During follow-up, the researchers tracked AF episodes by 7-day continuous ECG monitoring at 3, 6, 12, 18, and 24 months after the study began. The difference in AF burden throughout the full 2 years between the two treatment groups was not statistically significant. The difference in AF burden at the individual measurement periods was also not statistically significant, except during the final 24-month monitoring, when the burden in the ablated group ran significantly less than the rate in the drug-treated patients.

Secondary outcome analyses showed that significantly more patients in the ablated group were free from any AF at 24 months, 85% with ablation and 71% with drug treatment, and significantly more ablated patients were free of symptomatic AF at 24 months, 93%, than patients on drug treatment, 84%. In addition, the ablated patients had a significantly better average score on the Short Form 36 (SF-36) physical component summary score compared with those on drug therapy. The two treatment groups showed no significant differences in improvements on the mental-component summary score.

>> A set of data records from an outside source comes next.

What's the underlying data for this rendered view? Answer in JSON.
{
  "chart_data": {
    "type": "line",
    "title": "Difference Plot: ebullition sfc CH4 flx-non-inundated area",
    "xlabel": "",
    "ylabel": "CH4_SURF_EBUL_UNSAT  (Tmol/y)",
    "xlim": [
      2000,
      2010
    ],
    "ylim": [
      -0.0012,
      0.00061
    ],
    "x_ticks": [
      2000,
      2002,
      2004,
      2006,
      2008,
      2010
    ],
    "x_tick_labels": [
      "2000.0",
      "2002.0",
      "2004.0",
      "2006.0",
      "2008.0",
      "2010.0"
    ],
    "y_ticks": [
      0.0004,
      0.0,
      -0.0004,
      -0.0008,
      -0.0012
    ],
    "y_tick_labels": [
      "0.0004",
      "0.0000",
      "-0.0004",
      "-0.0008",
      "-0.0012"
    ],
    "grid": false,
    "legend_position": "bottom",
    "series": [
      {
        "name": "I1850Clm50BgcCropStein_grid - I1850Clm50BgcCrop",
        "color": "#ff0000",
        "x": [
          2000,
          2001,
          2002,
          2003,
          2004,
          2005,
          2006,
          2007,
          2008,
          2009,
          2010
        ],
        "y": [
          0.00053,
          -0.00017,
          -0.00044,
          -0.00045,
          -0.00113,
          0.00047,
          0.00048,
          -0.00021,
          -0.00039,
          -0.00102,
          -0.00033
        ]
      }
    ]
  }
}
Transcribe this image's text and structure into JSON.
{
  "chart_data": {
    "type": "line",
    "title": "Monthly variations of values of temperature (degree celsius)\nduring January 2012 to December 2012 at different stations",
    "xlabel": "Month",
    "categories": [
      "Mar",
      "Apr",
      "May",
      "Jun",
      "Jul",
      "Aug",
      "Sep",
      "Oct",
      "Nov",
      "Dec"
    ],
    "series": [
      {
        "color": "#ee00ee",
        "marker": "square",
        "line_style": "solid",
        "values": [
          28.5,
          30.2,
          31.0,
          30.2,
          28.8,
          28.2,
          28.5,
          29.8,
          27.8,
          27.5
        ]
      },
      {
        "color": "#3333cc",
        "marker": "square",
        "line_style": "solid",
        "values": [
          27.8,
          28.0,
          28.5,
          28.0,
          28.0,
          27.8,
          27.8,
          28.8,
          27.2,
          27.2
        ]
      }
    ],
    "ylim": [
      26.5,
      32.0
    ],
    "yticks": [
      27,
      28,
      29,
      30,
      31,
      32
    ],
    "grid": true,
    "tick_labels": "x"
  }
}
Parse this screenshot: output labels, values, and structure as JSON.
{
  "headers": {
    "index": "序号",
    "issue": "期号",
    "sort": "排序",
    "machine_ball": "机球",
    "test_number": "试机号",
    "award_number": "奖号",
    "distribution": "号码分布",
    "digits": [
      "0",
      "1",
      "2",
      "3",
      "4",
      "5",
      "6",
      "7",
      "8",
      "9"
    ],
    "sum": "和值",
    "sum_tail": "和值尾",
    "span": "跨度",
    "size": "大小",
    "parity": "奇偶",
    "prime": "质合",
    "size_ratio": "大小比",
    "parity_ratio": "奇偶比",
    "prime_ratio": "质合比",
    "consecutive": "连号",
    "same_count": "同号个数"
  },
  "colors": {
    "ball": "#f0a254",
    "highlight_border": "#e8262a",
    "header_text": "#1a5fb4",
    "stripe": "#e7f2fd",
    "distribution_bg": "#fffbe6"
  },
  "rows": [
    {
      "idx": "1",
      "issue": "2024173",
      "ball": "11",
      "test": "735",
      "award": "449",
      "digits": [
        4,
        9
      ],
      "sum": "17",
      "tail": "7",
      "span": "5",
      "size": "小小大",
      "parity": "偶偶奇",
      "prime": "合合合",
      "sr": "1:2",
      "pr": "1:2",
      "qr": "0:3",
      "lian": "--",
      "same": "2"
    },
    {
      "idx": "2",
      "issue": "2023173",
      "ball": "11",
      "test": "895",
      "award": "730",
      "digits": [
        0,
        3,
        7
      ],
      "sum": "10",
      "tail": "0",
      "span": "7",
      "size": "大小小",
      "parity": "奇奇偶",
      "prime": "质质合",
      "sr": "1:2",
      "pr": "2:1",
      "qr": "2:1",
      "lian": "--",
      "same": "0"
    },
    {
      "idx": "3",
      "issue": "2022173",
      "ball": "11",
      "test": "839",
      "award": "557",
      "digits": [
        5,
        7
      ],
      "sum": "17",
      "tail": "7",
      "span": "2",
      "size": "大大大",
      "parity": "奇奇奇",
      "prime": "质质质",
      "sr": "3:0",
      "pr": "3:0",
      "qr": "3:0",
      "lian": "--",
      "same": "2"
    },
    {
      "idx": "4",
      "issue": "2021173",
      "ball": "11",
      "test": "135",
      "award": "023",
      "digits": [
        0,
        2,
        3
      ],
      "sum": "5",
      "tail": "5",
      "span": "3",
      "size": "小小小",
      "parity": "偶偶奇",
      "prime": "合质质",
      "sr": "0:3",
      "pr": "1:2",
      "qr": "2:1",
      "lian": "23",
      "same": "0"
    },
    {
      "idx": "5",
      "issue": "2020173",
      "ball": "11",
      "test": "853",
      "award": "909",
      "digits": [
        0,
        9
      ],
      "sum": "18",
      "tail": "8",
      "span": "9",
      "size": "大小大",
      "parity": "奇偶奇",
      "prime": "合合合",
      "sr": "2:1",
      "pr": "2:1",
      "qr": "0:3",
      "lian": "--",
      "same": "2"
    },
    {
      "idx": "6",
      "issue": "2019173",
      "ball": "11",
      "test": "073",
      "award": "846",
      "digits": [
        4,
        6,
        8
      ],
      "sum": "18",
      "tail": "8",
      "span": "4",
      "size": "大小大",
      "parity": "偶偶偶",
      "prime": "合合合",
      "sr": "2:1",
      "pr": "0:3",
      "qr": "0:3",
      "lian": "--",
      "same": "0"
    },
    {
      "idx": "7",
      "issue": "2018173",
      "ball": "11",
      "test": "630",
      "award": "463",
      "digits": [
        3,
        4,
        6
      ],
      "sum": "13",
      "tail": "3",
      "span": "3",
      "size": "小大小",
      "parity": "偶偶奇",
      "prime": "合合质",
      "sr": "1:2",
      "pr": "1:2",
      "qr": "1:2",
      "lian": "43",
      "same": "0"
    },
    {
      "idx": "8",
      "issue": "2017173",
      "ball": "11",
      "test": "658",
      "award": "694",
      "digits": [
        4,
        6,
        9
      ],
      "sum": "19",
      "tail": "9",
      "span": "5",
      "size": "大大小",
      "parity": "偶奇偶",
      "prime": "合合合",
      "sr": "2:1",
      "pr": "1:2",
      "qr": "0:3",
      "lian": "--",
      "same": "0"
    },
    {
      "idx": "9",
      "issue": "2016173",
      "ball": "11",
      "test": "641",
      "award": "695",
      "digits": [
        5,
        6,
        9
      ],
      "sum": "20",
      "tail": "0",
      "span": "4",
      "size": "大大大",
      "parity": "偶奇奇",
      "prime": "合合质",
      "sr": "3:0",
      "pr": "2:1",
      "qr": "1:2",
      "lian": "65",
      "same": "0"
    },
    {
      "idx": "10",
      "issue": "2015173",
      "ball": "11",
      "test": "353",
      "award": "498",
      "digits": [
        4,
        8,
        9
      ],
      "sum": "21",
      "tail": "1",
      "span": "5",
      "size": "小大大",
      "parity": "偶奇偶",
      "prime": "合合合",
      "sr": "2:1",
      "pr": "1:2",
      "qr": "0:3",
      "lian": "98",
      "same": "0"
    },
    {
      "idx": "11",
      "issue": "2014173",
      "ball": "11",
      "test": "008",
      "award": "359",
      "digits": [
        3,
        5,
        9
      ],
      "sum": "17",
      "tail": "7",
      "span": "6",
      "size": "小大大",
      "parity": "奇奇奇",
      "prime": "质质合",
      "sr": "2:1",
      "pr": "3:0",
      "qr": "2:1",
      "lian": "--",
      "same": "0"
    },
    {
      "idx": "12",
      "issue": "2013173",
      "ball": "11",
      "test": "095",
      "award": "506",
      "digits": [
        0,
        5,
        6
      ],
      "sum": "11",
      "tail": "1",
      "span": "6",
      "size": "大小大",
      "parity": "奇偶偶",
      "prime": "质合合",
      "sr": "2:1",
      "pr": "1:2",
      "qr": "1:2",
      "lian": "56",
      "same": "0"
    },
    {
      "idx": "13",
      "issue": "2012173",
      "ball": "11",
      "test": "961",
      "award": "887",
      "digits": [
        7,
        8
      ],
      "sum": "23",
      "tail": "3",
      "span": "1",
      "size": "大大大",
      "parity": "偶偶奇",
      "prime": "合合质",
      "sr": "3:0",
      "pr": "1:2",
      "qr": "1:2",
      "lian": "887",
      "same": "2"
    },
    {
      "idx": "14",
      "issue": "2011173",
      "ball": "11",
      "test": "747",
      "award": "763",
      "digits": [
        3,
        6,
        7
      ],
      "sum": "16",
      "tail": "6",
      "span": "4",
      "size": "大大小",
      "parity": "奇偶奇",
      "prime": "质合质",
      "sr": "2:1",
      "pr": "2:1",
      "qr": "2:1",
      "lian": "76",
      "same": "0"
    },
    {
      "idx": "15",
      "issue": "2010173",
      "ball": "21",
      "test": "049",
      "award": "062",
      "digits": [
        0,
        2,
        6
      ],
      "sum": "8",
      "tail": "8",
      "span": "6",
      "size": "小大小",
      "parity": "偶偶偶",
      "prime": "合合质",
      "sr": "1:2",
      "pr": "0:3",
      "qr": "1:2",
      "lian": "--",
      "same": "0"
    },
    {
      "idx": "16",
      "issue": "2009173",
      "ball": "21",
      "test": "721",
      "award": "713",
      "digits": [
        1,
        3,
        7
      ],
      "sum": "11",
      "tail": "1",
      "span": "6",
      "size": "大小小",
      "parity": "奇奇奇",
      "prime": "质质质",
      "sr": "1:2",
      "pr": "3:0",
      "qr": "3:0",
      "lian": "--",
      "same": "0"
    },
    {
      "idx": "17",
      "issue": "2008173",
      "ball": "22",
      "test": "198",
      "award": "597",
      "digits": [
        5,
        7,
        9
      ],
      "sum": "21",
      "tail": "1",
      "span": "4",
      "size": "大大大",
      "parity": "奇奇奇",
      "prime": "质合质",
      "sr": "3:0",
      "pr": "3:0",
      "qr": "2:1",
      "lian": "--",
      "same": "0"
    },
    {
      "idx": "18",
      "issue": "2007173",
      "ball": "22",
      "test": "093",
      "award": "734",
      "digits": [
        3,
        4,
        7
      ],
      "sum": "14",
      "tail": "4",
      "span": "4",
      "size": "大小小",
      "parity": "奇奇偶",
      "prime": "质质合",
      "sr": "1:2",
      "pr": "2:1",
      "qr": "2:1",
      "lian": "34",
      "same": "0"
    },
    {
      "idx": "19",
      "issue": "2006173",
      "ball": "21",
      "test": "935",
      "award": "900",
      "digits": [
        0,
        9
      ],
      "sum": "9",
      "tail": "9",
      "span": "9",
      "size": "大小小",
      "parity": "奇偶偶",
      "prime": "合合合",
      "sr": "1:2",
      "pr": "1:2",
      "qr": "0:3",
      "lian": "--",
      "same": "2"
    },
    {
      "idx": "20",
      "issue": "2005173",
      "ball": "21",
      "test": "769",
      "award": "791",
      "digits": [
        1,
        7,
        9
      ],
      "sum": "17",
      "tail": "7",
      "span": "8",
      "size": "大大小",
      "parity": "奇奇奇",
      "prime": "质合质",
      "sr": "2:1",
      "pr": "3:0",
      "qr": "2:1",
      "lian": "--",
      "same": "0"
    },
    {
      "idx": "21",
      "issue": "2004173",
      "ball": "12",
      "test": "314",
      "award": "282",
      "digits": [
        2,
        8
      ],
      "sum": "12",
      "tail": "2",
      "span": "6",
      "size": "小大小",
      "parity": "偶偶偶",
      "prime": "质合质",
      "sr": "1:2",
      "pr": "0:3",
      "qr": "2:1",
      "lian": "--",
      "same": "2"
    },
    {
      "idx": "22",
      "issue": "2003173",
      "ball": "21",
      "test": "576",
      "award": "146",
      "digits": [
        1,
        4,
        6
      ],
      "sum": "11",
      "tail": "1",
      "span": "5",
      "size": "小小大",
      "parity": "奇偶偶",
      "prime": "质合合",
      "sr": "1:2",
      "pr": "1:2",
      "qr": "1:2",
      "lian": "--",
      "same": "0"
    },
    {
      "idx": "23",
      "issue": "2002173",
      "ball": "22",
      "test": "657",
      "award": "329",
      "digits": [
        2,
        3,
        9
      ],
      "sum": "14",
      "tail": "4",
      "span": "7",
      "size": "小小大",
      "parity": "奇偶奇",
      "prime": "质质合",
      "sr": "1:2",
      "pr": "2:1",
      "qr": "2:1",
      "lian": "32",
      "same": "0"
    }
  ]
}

The two treatment groups also had very similar tallies of total serious adverse events. Three patients in the ablation group developed a severe cardiac tamponade secondary to their ablation. Deaths occurred in three ablated patients and in four treated with drugs only.

The MANTRA-PAF study was sponsored in part by an unrestricted grant from Biosense Webster, a company that markets an ablation mapping system (CARTO) and an ablation catheter (NaviStar ThermoCool). Dr. Nielsen said that he is an advisor to Sanofi-Aventis and receives lecture fees from Biotronik, Medtronic, and St. Jude. One of the study’s coauthors said that he received consulting fees, lecture fees and grant support from and was aboard member of Biosense Webster. Another coauthor said that he received consulting fees from Biosense Webster.